LOUISVILLE, Ky. (WDRB) – A volunteer group of local attorneys is offering legal help for protesters at no charge.
For two years, The Bail Project has been helping provide funds to cover bail for those in Louisville who cannot afford it. When protesters started being arrested in downtown Louisville a few weeks ago, The Bail Project started coordinating efforts to help.
“The Bail Project was created to help level that playing field," said Ted Shouse, a criminal defense attorney representing The Bail Project. "To help poor people have the same access to freedom as people with means."
Shouse said the first few days of protests were chaotic, and he ran into logistical problems trying to get protesters out on bond. He believes many of the first protesters to be arrested did spend too long behind bars because Metro Corrections and arraignment court weren't prepared for the influx of people.
“And the vast majority, vast majority, have been peaceful protesters who were arrested in chaotic situations,” Shouse said. “The vast majority of the charges are unlawful assembly and failure to disperse. There are a few rioting charges, but those have almost been randomly assigned.”
Most of the protesters, he said, have no criminal history.
The process of releasing a protester on bond has been streamlined over the last few weeks, Shouse said, and that’s in part to a growing group of local attorneys volunteering to help represent protesters at no charge.
“First of all, everyone is entitled to representation when they’re charged with a crime,” he said. “I can say that my motivation is that I believe the protesters need good representations. I believe the underlying message that Black lives do matter.”
Shouse is helping coordinate attorneys volunteering their time and efforts to represent protesters. The group has now grown to at least 70 local attorneys.
“Being charged with a crime is a really serious thing,” he said. “It can affect your job prospects. It can affect your future. So it’s important that these cases be handled and resolved as quickly and as cleanly as possible.”

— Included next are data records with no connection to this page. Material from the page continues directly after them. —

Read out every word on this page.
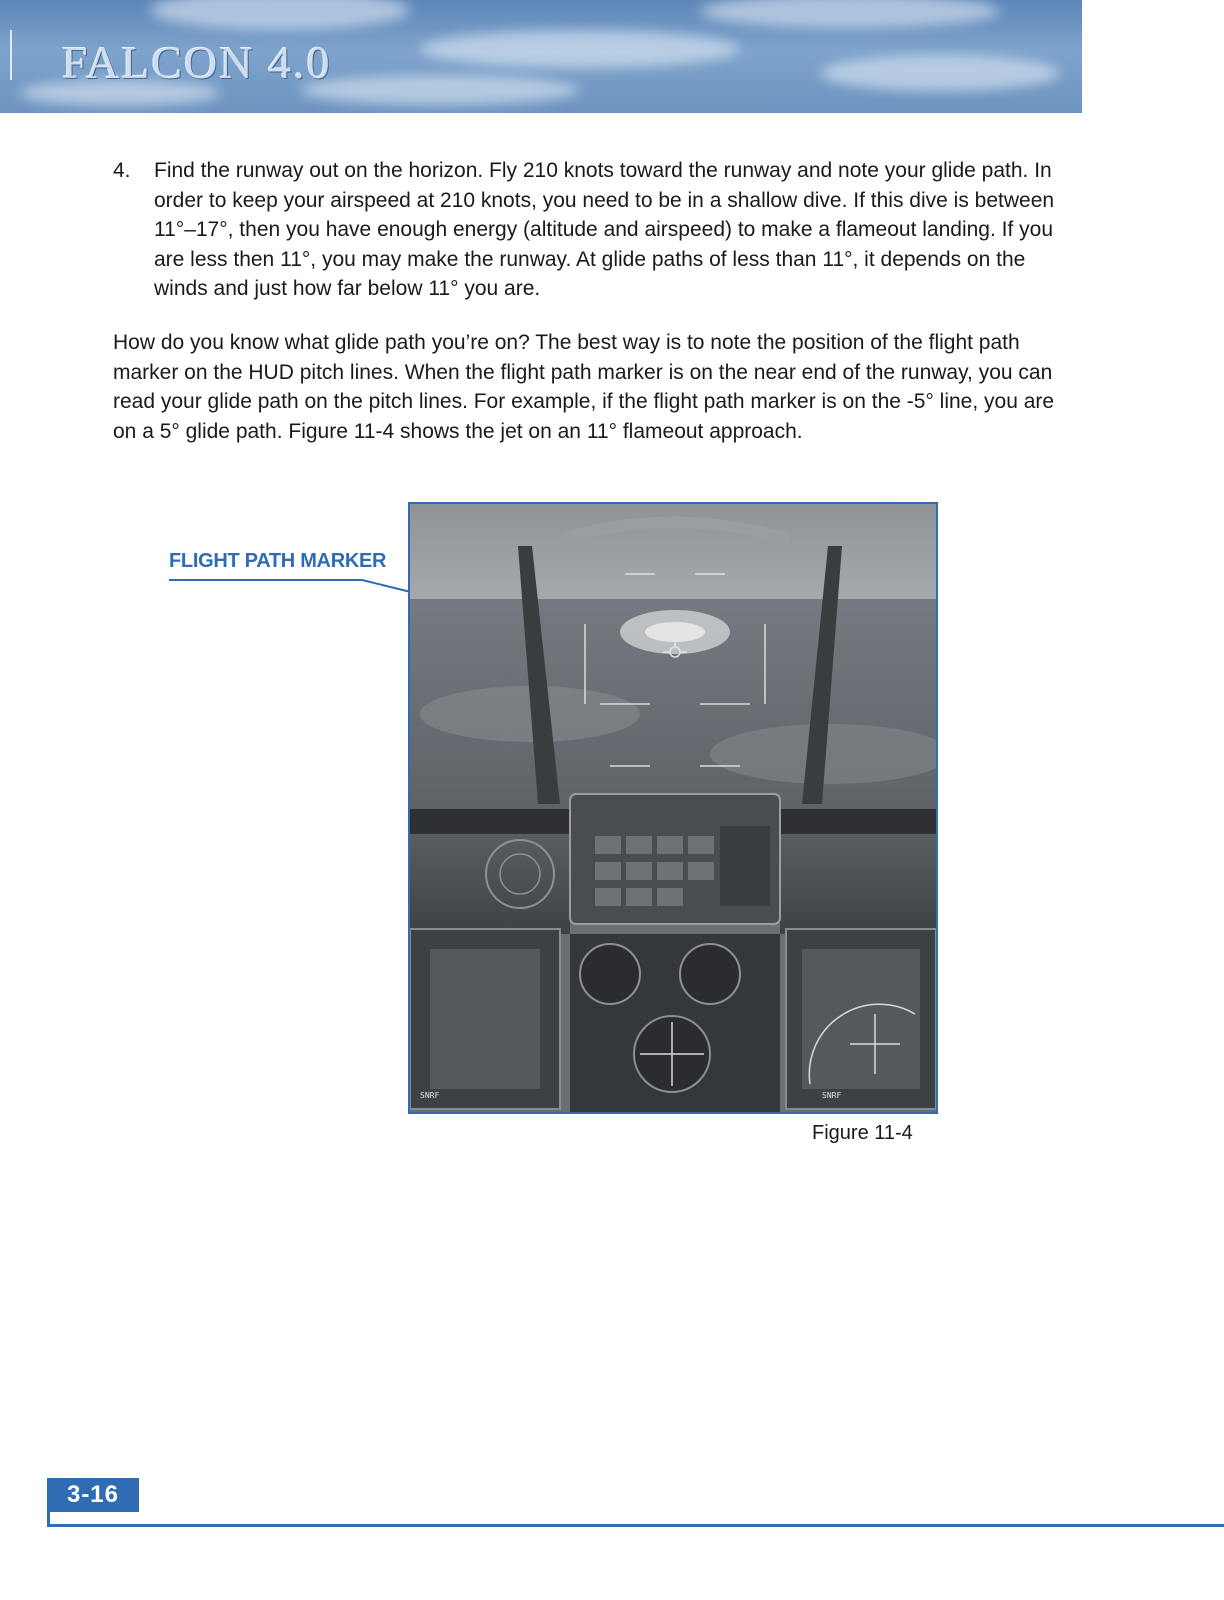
FALCON 4.0
4. Find the runway out on the horizon. Fly 210 knots toward the runway and note your glide path. In order to keep your airspeed at 210 knots, you need to be in a shallow dive. If this dive is between 11°–17°, then you have enough energy (altitude and airspeed) to make a flameout landing. If you are less then 11°, you may make the runway. At glide paths of less than 11°, it depends on the winds and just how far below 11° you are.
How do you know what glide path you’re on? The best way is to note the position of the flight path marker on the HUD pitch lines. When the flight path marker is on the near end of the runway, you can read your glide path on the pitch lines. For example, if the flight path marker is on the -5° line, you are on a 5° glide path. Figure 11-4 shows the jet on an 11° flameout approach.
FLIGHT PATH MARKER
SNRF	SNRF
Figure 11-4
3-16
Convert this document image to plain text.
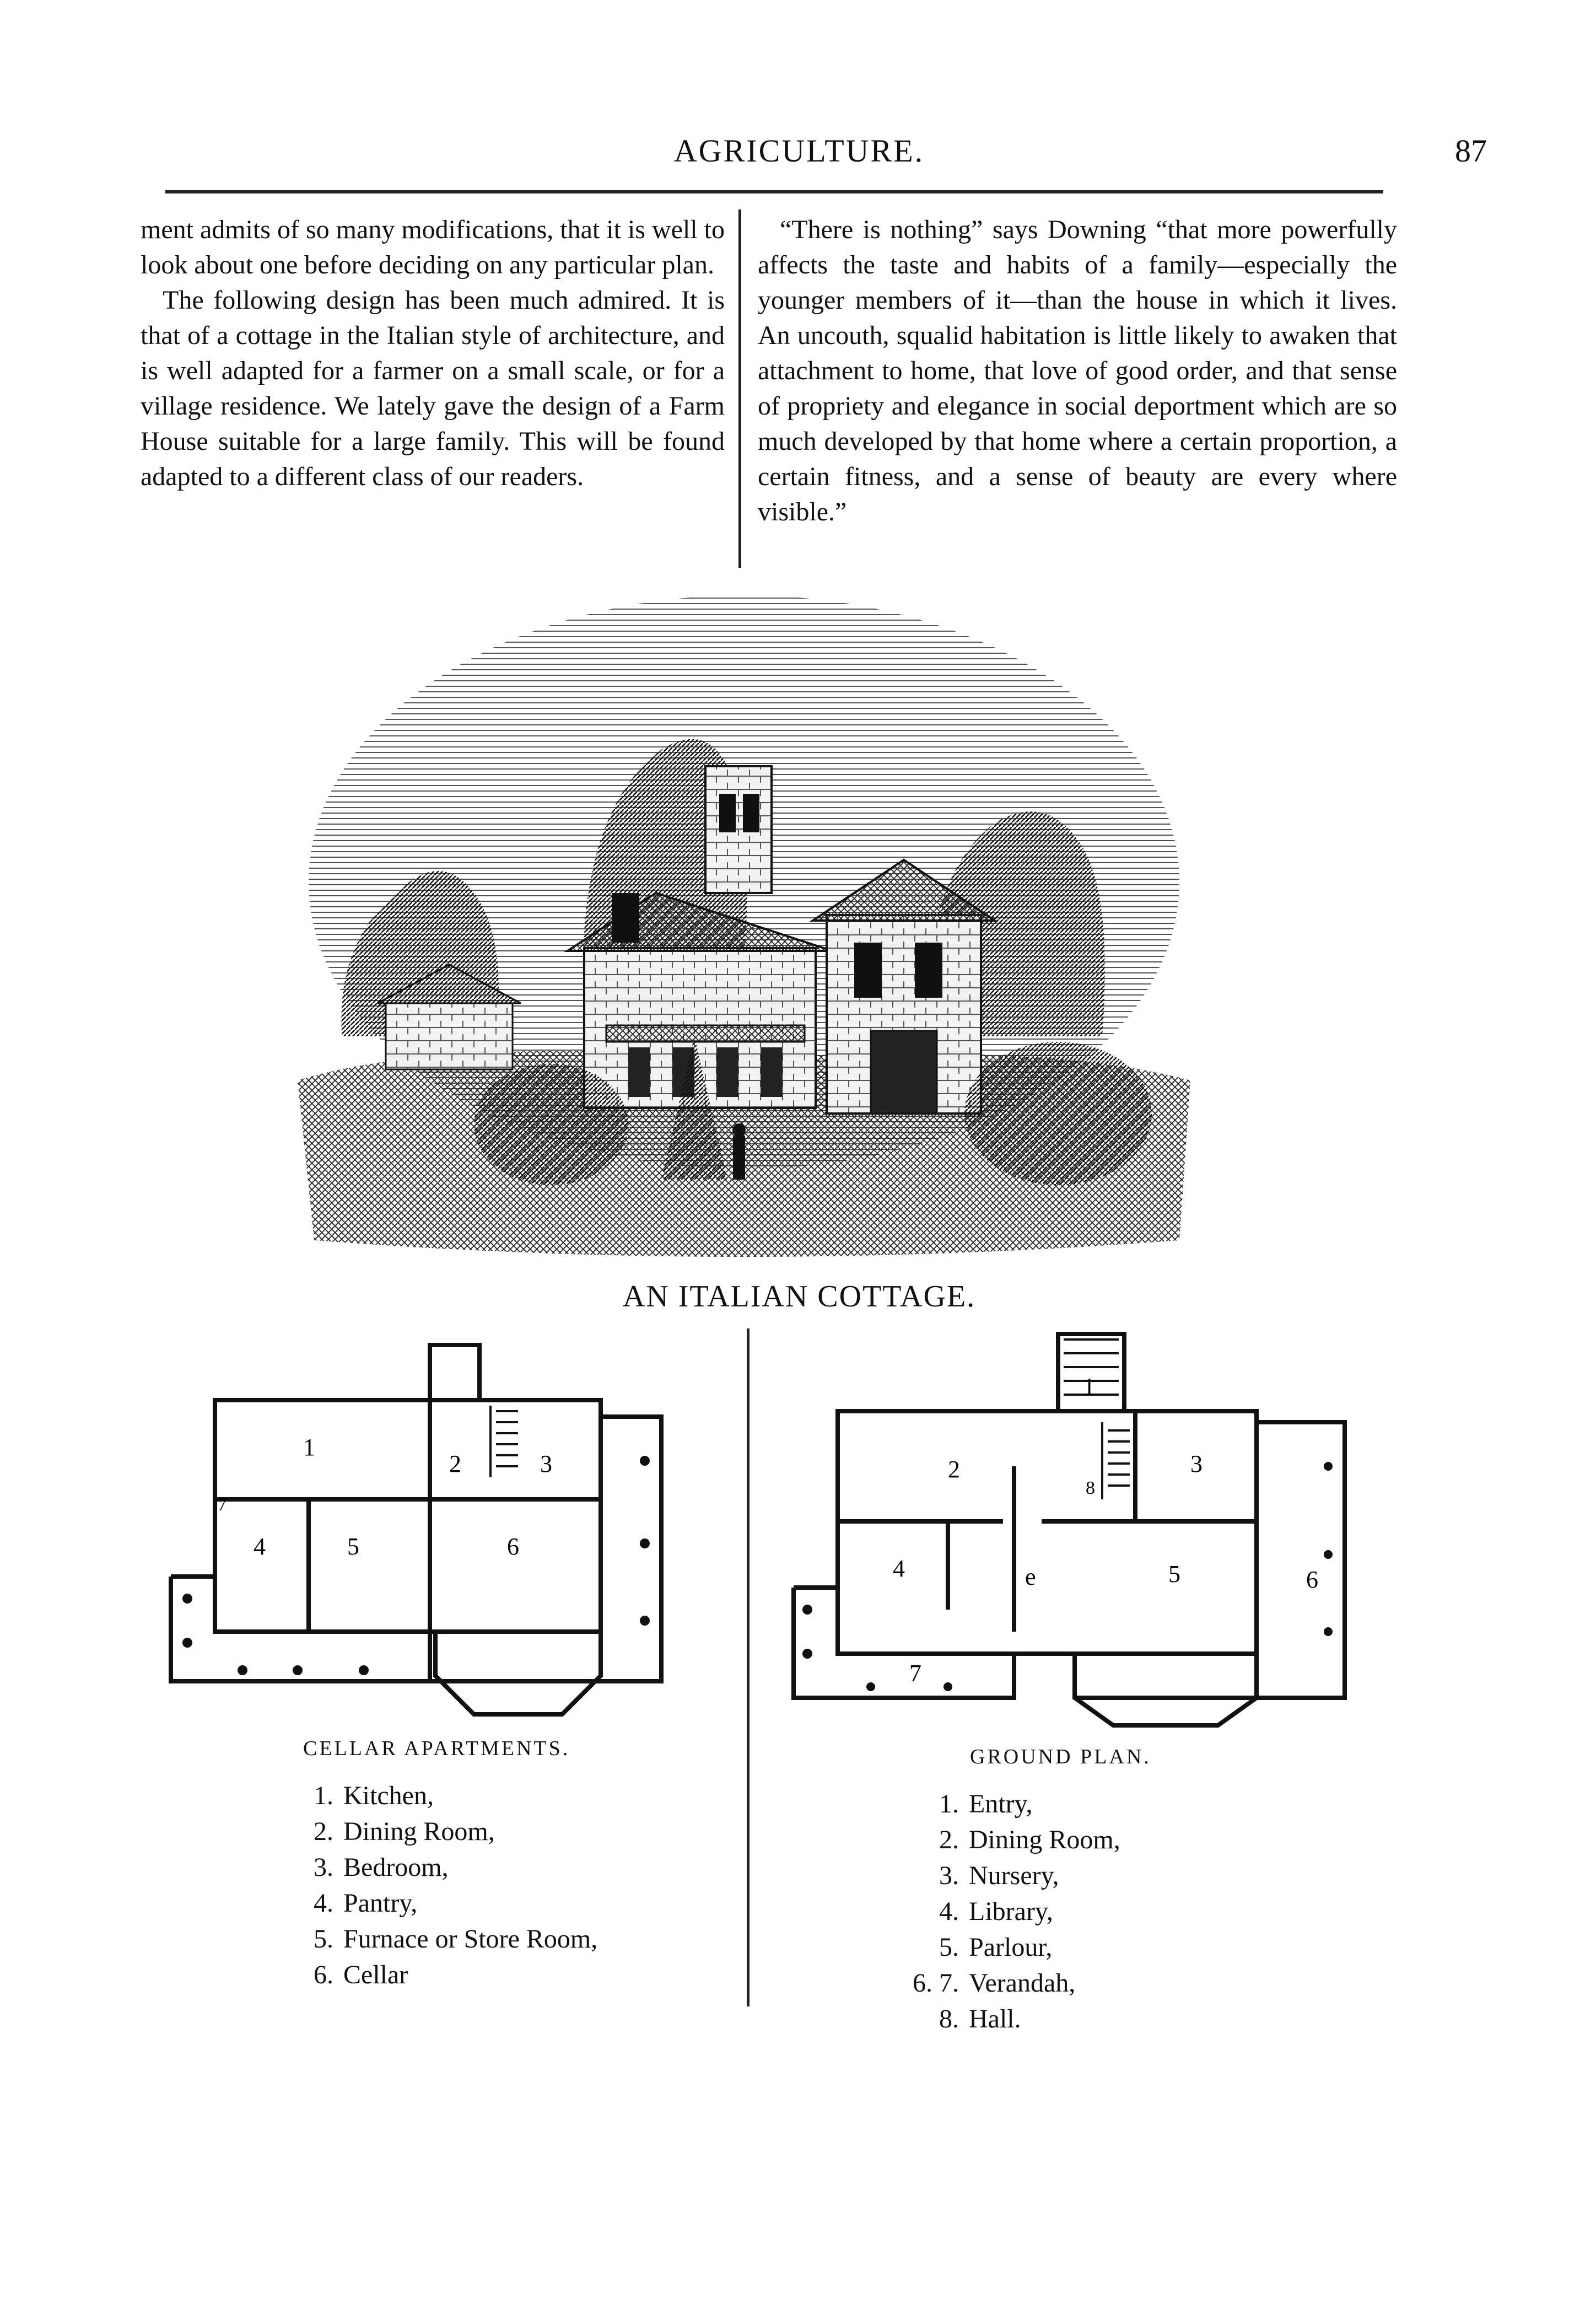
AGRICULTURE.	87

ment admits of so many modifications, that it is well to look about one before deciding on any particular plan.

The following design has been much admired. It is that of a cottage in the Italian style of architecture, and is well adapted for a farmer on a small scale, or for a village residence. We lately gave the design of a Farm House suitable for a large family. This will be found adapted to a different class of our readers.

“There is nothing” says Downing “that more powerfully affects the taste and habits of a family—especially the younger members of it—than the house in which it lives. An uncouth, squalid habitation is little likely to awaken that attachment to home, that love of good order, and that sense of propriety and elegance in social deportment which are so much developed by that home where a certain proportion, a certain fitness, and a sense of beauty are every where visible.”

AN ITALIAN COTTAGE.
1
2	3
4	5	6
7
1
2	3
4	5	6
7
8
e
CELLAR APARTMENTS.
1. Kitchen,
2. Dining Room,
3. Bedroom,
4. Pantry,
5. Furnace or Store Room,
6. Cellar
GROUND PLAN.
1. Entry,
2. Dining Room,
3. Nursery,
4. Library,
5. Parlour,
6. 7. Verandah,
8. Hall.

One of the attorneys on The Bail Project’s list of volunteers is Karen Faulkner. Her firm has also offered to represent protesters pro bono.
Faulkner also believes that early on, protesters were being held behind bars for too long. And she said some protesters were being arrested for offenses that should have never landed them in Metro Corrections in the first place.
“It’s my belief that many of these things, such as curfew violations, shouldn’t have even been an offense they were arrested on," she said. "They should’ve been cited and released and sent home."
Faulkner encourages all protesters needing bail or legal services to call The Bail Project. When it comes to how quickly protesters are being released, she said “things are better, but they’re still incredibly slow.”
Shouse said the first court proceeding for one of the protesters happened Tuesday, but most of the court dates are pushed well into August, September or even October.